The Saratoga Sun -

Businesses ready for chariot crowd

 


The town of Saratoga will surely gain an economic boost during the 34th annual Donald E. Erickson Chariot Races this weekend.

Saratoga resident Rosemary Erickson said she was excited for another year of busyness during the big racing event, which was named after her husband, Don, who passed away in 1980. She said Don was very well-known in the community before his passing.

“We moved here in 1970 and had a corner drug store, and Don was active in the business community,” Erickson said. “He helped start the chamber of commerce, and he helped start the library board and was on the library board.”

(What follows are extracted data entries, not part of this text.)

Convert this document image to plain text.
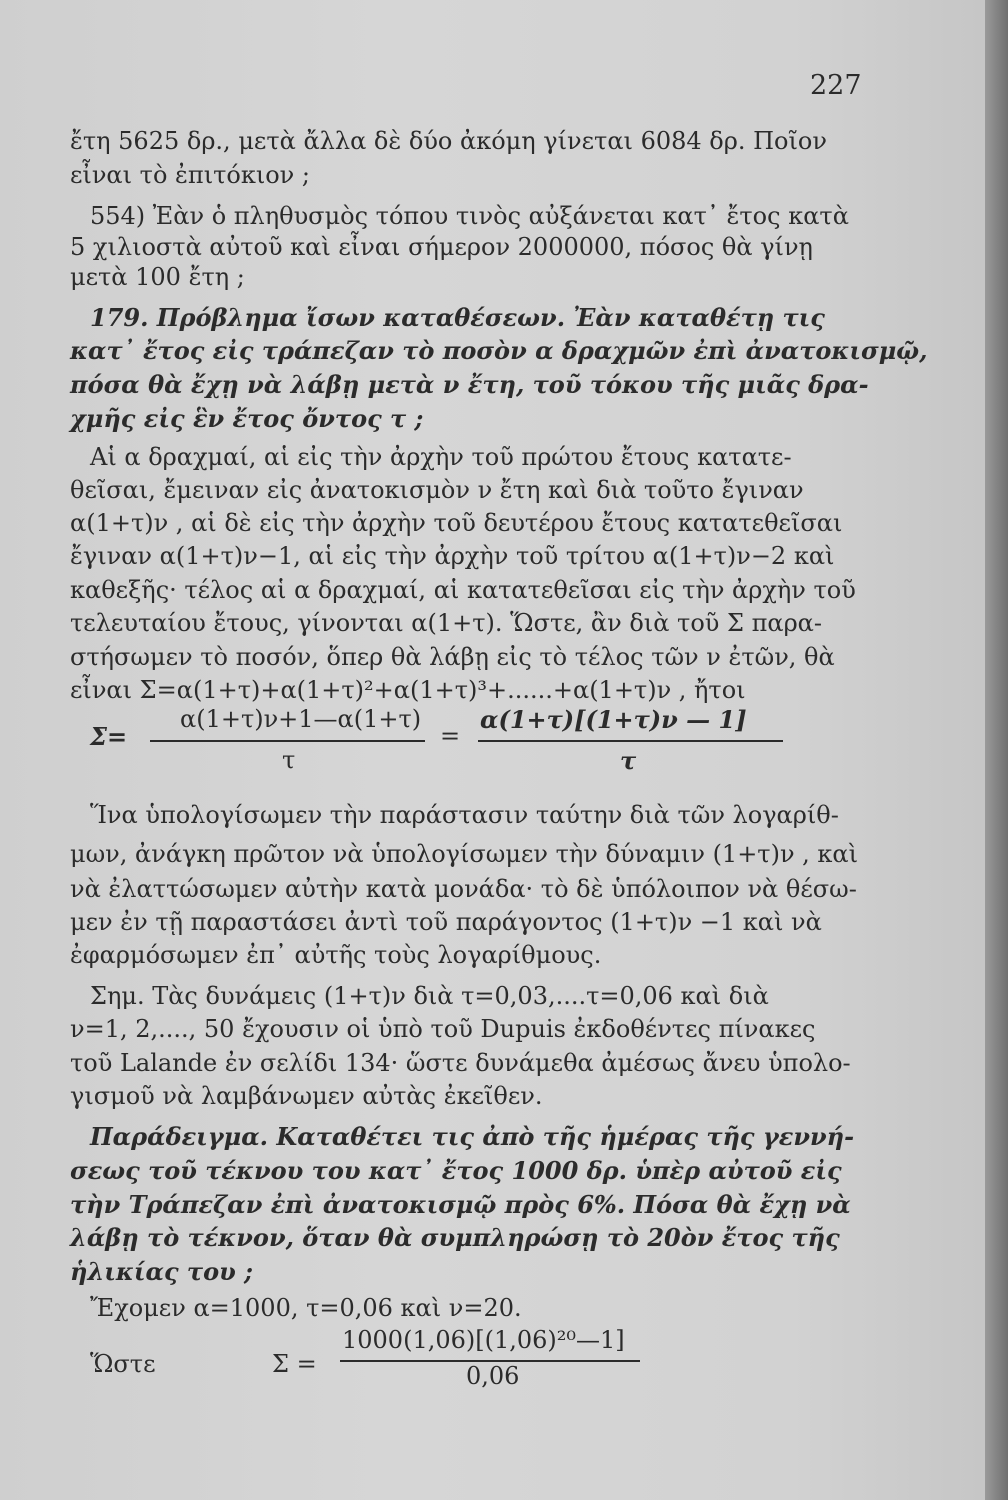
227
ἔτη 5625 δρ., μετὰ ἄλλα δὲ δύο ἀκόμη γίνεται 6084 δρ. Ποῖον
εἶναι τὸ ἐπιτόκιον ;
554) Ἐὰν ὁ πληθυσμὸς τόπου τινὸς αὐξάνεται κατ᾽ ἔτος κατὰ
5 χιλιοστὰ αὐτοῦ καὶ εἶναι σήμερον 2000000, πόσος θὰ γίνῃ
μετὰ 100 ἔτη ;
179. Πρόβλημα ἴσων καταθέσεων. Ἐὰν καταθέτῃ τις
κατ᾽ ἔτος εἰς τράπεζαν τὸ ποσὸν α δραχμῶν ἐπὶ ἀνατοκισμῷ,
πόσα θὰ ἔχῃ νὰ λάβῃ μετὰ ν ἔτη, τοῦ τόκου τῆς μιᾶς δρα-
χμῆς εἰς ἓν ἔτος ὄντος τ ;
Αἱ α δραχμαί, αἱ εἰς τὴν ἀρχὴν τοῦ πρώτου ἔτους κατατε-
θεῖσαι, ἔμειναν εἰς ἀνατοκισμὸν ν ἔτη καὶ διὰ τοῦτο ἔγιναν
α(1+τ)ν , αἱ δὲ εἰς τὴν ἀρχὴν τοῦ δευτέρου ἔτους κατατεθεῖσαι
ἔγιναν α(1+τ)ν−1, αἱ εἰς τὴν ἀρχὴν τοῦ τρίτου α(1+τ)ν−2 καὶ
καθεξῆς· τέλος αἱ α δραχμαί, αἱ κατατεθεῖσαι εἰς τὴν ἀρχὴν τοῦ
τελευταίου ἔτους, γίνονται α(1+τ). Ὥστε, ἂν διὰ τοῦ Σ παρα-
στήσωμεν τὸ ποσόν, ὅπερ θὰ λάβῃ εἰς τὸ τέλος τῶν ν ἐτῶν, θὰ
εἶναι Σ=α(1+τ)+α(1+τ)²+α(1+τ)³+......+α(1+τ)ν , ἤτοι
Σ=
α(1+τ)ν+1—α(1+τ)
τ
=
α(1+τ)[(1+τ)ν — 1]
τ
Ἵνα ὑπολογίσωμεν τὴν παράστασιν ταύτην διὰ τῶν λογαρίθ-
μων, ἀνάγκη πρῶτον νὰ ὑπολογίσωμεν τὴν δύναμιν (1+τ)ν , καὶ
νὰ ἐλαττώσωμεν αὐτὴν κατὰ μονάδα· τὸ δὲ ὑπόλοιπον νὰ θέσω-
μεν ἐν τῇ παραστάσει ἀντὶ τοῦ παράγοντος (1+τ)ν −1 καὶ νὰ
ἐφαρμόσωμεν ἐπ᾽ αὐτῆς τοὺς λογαρίθμους.
Σημ. Τὰς δυνάμεις (1+τ)ν διὰ τ=0,03,....τ=0,06 καὶ διὰ
ν=1, 2,...., 50 ἔχουσιν οἱ ὑπὸ τοῦ Dupuis ἐκδοθέντες πίνακες
τοῦ Lalande ἐν σελίδι 134· ὥστε δυνάμεθα ἀμέσως ἄνευ ὑπολο-
γισμοῦ νὰ λαμβάνωμεν αὐτὰς ἐκεῖθεν.
Παράδειγμα. Καταθέτει τις ἀπὸ τῆς ἡμέρας τῆς γεννή-
σεως τοῦ τέκνου του κατ᾽ ἔτος 1000 δρ. ὑπὲρ αὐτοῦ εἰς
τὴν Τράπεζαν ἐπὶ ἀνατοκισμῷ πρὸς 6%. Πόσα θὰ ἔχῃ νὰ
λάβῃ τὸ τέκνον, ὅταν θὰ συμπληρώσῃ τὸ 20ὸν ἔτος τῆς
ἡλικίας του ;
Ἔχομεν α=1000, τ=0,06 καὶ ν=20.
Ὥστε	Σ =
1000(1,06)[(1,06)²⁰—1]
0,06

Erickson said she was grateful for all the winter events the chamber presents to bring more people to town, and for all the time and efforts spent by volunteers.

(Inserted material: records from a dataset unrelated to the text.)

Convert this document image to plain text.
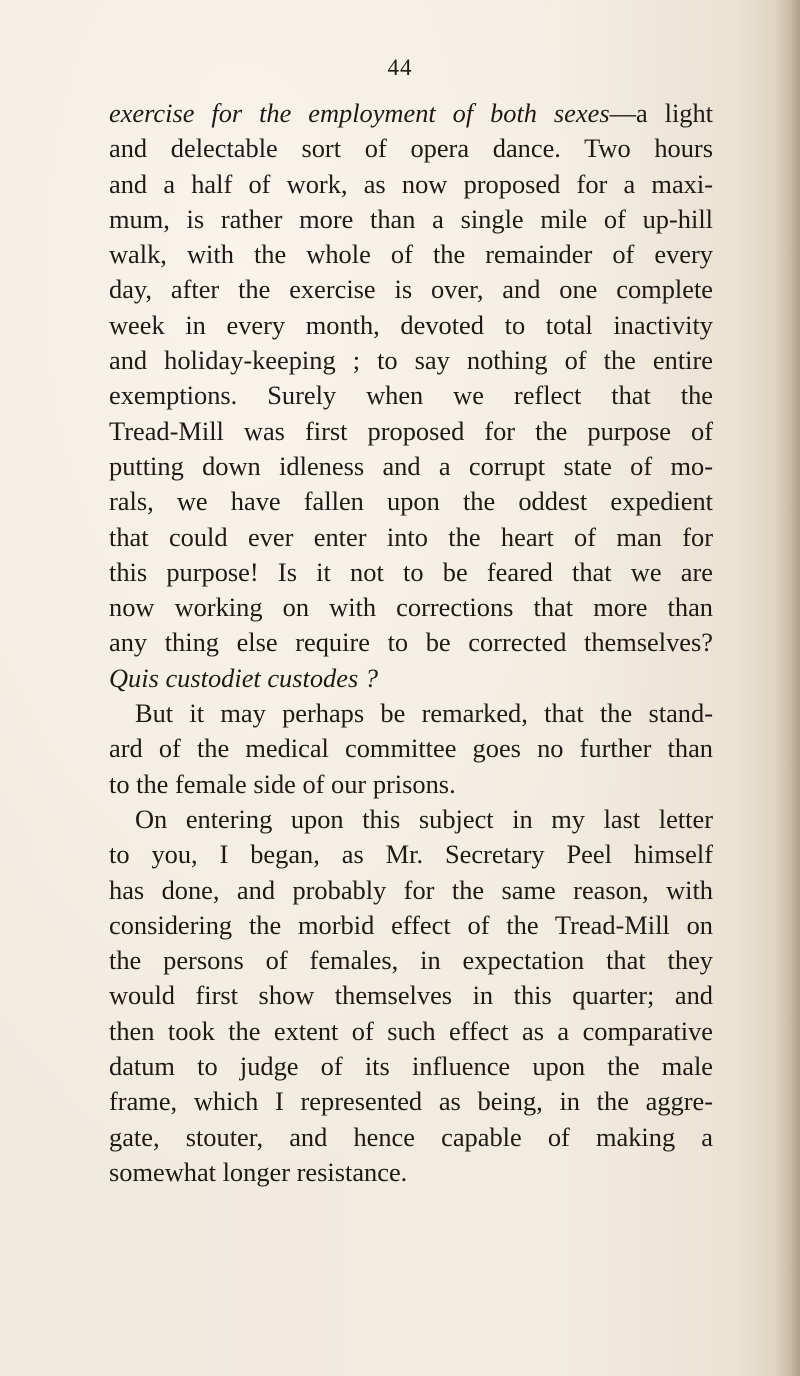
44
exercise for the employment of both sexes—a light
and delectable sort of opera dance. Two hours
and a half of work, as now proposed for a maxi-
mum, is rather more than a single mile of up-hill
walk, with the whole of the remainder of every
day, after the exercise is over, and one complete
week in every month, devoted to total inactivity
and holiday-keeping ; to say nothing of the entire
exemptions. Surely when we reflect that the
Tread-Mill was first proposed for the purpose of
putting down idleness and a corrupt state of mo-
rals, we have fallen upon the oddest expedient
that could ever enter into the heart of man for
this purpose! Is it not to be feared that we are
now working on with corrections that more than
any thing else require to be corrected themselves?
Quis custodiet custodes ?
But it may perhaps be remarked, that the stand-
ard of the medical committee goes no further than
to the female side of our prisons.
On entering upon this subject in my last letter
to you, I began, as Mr. Secretary Peel himself
has done, and probably for the same reason, with
considering the morbid effect of the Tread-Mill on
the persons of females, in expectation that they
would first show themselves in this quarter; and
then took the extent of such effect as a comparative
datum to judge of its influence upon the male
frame, which I represented as being, in the aggre-
gate, stouter, and hence capable of making a
somewhat longer resistance.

“The chamber is always looking for activities to bring tourists and other people into the community, especially during the winter months,” she said. “Things like the fishing derby and other things bring people in during the winter months. I think the Chariot Races have been a really fun thing for a lot of teams that have been coming for years. Teams have come from all over the Mountain West.”

Stacy Crimmins, Executive Director for the Saratoga/Platte Valley Chamber of Commerce, said all of the town’s businesses, including those besides motels and restaurants, will likely see a boost from race attendants. She expects around 500 people to attend for both days, which is what she has seen in the past.

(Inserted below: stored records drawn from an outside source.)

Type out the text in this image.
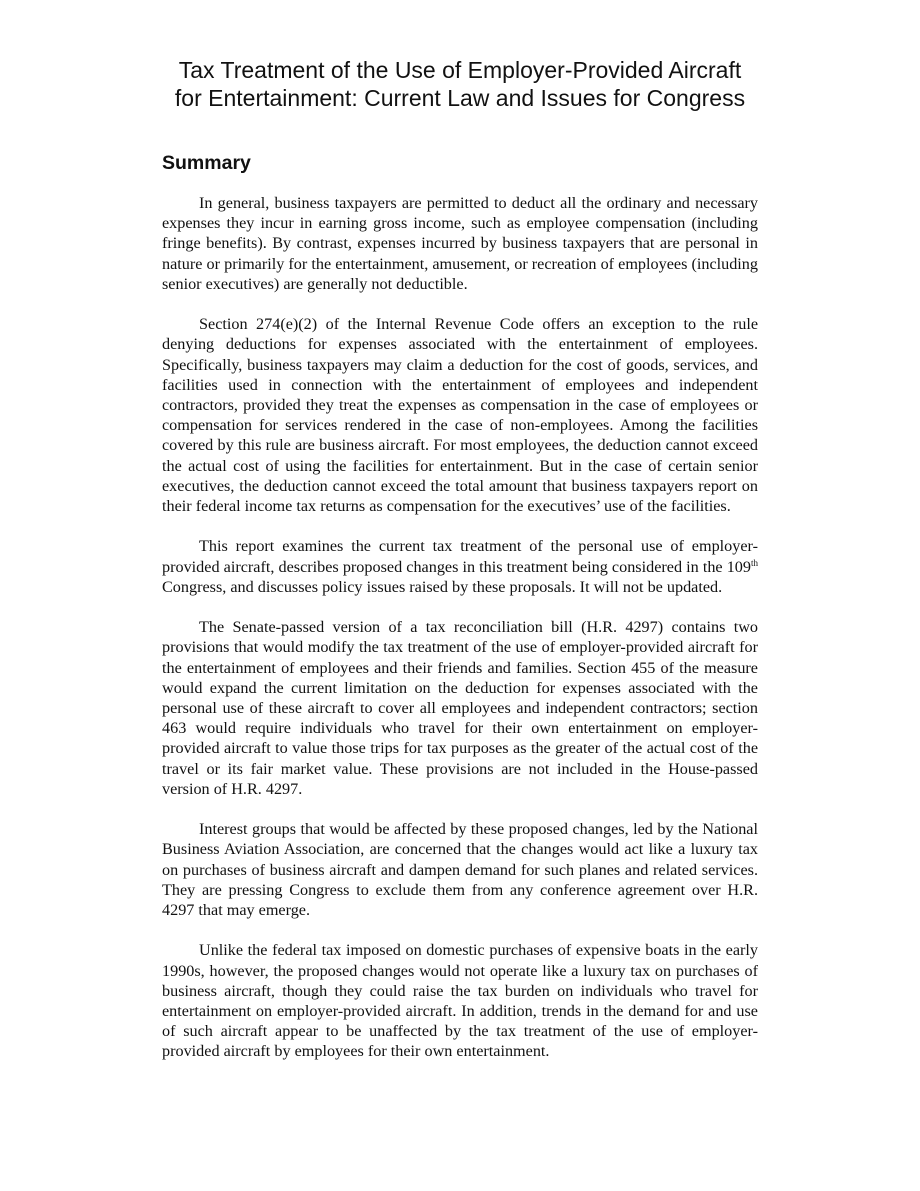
Tax Treatment of the Use of Employer-Provided Aircraft
for Entertainment: Current Law and Issues for Congress
Summary

In general, business taxpayers are permitted to deduct all the ordinary and necessary expenses they incur in earning gross income, such as employee compensation (including fringe benefits). By contrast, expenses incurred by business taxpayers that are personal in nature or primarily for the entertainment, amusement, or recreation of employees (including senior executives) are generally not deductible.

Section 274(e)(2) of the Internal Revenue Code offers an exception to the rule denying deductions for expenses associated with the entertainment of employees. Specifically, business taxpayers may claim a deduction for the cost of goods, services, and facilities used in connection with the entertainment of employees and independent contractors, provided they treat the expenses as compensation in the case of employees or compensation for services rendered in the case of non-employees. Among the facilities covered by this rule are business aircraft. For most employees, the deduction cannot exceed the actual cost of using the facilities for entertainment. But in the case of certain senior executives, the deduction cannot exceed the total amount that business taxpayers report on their federal income tax returns as compensation for the executives’ use of the facilities.

This report examines the current tax treatment of the personal use of employer-provided aircraft, describes proposed changes in this treatment being considered in the 109th Congress, and discusses policy issues raised by these proposals. It will not be updated.

The Senate-passed version of a tax reconciliation bill (H.R. 4297) contains two provisions that would modify the tax treatment of the use of employer-provided aircraft for the entertainment of employees and their friends and families. Section 455 of the measure would expand the current limitation on the deduction for expenses associated with the personal use of these aircraft to cover all employees and independent contractors; section 463 would require individuals who travel for their own entertainment on employer-provided aircraft to value those trips for tax purposes as the greater of the actual cost of the travel or its fair market value. These provisions are not included in the House-passed version of H.R. 4297.

Interest groups that would be affected by these proposed changes, led by the National Business Aviation Association, are concerned that the changes would act like a luxury tax on purchases of business aircraft and dampen demand for such planes and related services. They are pressing Congress to exclude them from any conference agreement over H.R. 4297 that may emerge.

Unlike the federal tax imposed on domestic purchases of expensive boats in the early 1990s, however, the proposed changes would not operate like a luxury tax on purchases of business aircraft, though they could raise the tax burden on individuals who travel for entertainment on employer-provided aircraft. In addition, trends in the demand for and use of such aircraft appear to be unaffected by the tax treatment of the use of employer-provided aircraft by employees for their own entertainment.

“The motels and restaurants will benefit directly, and it’s a trickle down benefit with the way the dollar turns over locally,” Crimmins said. “For example, the waitresses get better tips Saturday night, and can therefore buy extra groceries. Retail will also pick up around the race, and seasonal businesses that are not normally open in the winter are open for business. Businesses need to take advantage of those kind of weekends, because it’s a long winter for them.”

Crimmins said the event is not only good for Saratoga’s economy, but also builds positive public relations within the community. She said it also helps tourists realize how much the Valley has to offer, even during the wintertime.

“This is one more way of getting our name out there as a destination, and it’s good for people looking at the community to relocate,” Crimmins said. “It helps to show that we’re active year-round. There are plenty of activities and fun things to do here, and it’s a family-friendly place. We do hear from people that they’re surprised at how much goes on in our community.”

By checking license plates each year, Crimmins said she has seen people come from all over Wyoming, Colorado, Idaho, Utah, North Dakota and Oregon, and even from eastern states such as Maryland and Florida. She said attendance has remained steady over the years, and never experienced a major drop.

“Tourism for the event has not declined in six years, and it’s still a well-attended event,” she said. “For out of state, we get a lot of Coloradoans. I’m always amazed by how many people come out.”

Crimmins said lower attendance than usual should definitely not be a problem this year. She mentioned that all the motels have been known to completely fill up with eager race watchers.

“Most people who stay at our motels make a reservation for next year before they check out,” Crimmins said. “Some years we’ve had to call people and ask them if people could stay in their houses. The restaurants also really do well, and we’ll have that banquet on Saturday night.”